Luke Baumgartner, ricercatore alla George Washington University del programma sull'estremismo, ha evidenziato come ci sia un cambio di inerzia nella violenza. "Solitamente la violenza politica è comunemente legata ad attori dell'estrema destra", ha raccontato al Guardian, "ma oggi gli attori violenti sono molto più dispersi ideologicamente e non aderiscono strettamente a un'unica ideologia".
Un contesto deteriorato
Lo scenario attuale, dicono gli esperti, somiglia molto a quello esplosivo di fine anni '60 con gli omicidi di Martin Luther King Jr e Robert Kennedy, ma il problema è il nuovo contesto in cui questa violenza si crea: una disponibilità sempre più diffusa di armi da fuoco, la proliferazione di teorie cospirative e l'effetto moltiplicatore dei social media che amplificano comportamenti in camere d'eco sempre più ristrette.

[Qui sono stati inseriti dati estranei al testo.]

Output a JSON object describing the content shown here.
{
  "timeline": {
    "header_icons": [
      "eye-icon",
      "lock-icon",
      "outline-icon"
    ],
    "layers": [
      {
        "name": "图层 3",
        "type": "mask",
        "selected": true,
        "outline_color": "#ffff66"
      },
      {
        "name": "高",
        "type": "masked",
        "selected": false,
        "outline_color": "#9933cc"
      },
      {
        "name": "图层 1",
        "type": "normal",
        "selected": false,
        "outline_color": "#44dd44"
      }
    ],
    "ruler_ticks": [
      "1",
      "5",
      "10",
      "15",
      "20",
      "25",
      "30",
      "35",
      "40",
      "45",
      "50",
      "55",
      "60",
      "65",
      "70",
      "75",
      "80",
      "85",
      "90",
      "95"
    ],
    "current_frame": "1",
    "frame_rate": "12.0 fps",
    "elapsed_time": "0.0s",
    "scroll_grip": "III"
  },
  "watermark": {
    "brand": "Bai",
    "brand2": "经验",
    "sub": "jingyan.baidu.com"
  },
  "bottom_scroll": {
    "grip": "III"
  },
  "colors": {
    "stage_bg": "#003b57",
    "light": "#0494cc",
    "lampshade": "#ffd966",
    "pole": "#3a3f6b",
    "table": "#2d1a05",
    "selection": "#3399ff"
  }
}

Ma oltre l'effetto deleterio dei social c'è molto altro. L'aumento della violenza politica si lega ad altri fenomeni più politici. Il primo riguarda la crescente insoddisfazione degli americani nei confronti del governo, la guerra sempre più aperta tra i due partiti che si percepiscono non più come nemici piuttosto che soggetti costretti a collaborare e di riflesso minano ogni residua fiducia dei cittadini nelle istituzioni. Il secondo punto, legato al precedente, riguarda la "disumanizzazione" dell'avversario. Come ha ricordato la politologa Lilliana Mason della Johns Hopkins University al New Yorker, una serie di ricerche ha mostrato un aumento dei livelli di disimpegno morale. I numeri raccolti dalle ricerche mostrano che una quota tra il 20 e 40% degli americani tende ad affermare che i membri del partito opposto meritano di essere trattati come animali, una situazione che rende agguati, stragi e omicidi più probabili.
Non a caso anche le semplici minacce rivolte ai parlamentati sono aumentate a livelli vertiginosi. Secondo i dati della Us Capitol Police nel 2017 erano 3.939, mentre l'anno scorso sono arrivate a 9.474. Matt Dallek, storico della George Washington University ha ammesso candidamente che per trovare un simile livello di minacce e atti di violenza fisica bisogna tornare all'era rpe-Guerra di secessione. Non solo. Anche il rapporto degli americani con questa violenza sta cambiando e sta passando attraverso un processo di assuefazione.
I media parlano di un agguato nei primissimi giorni e in pochissimo tempo la notizia scompare dai radar, un meccanismo che finisce con l'alimentare anche la stessa "disumanizzazione" denunciata da Mason, in una spirare pericolosa di difficile soluzione.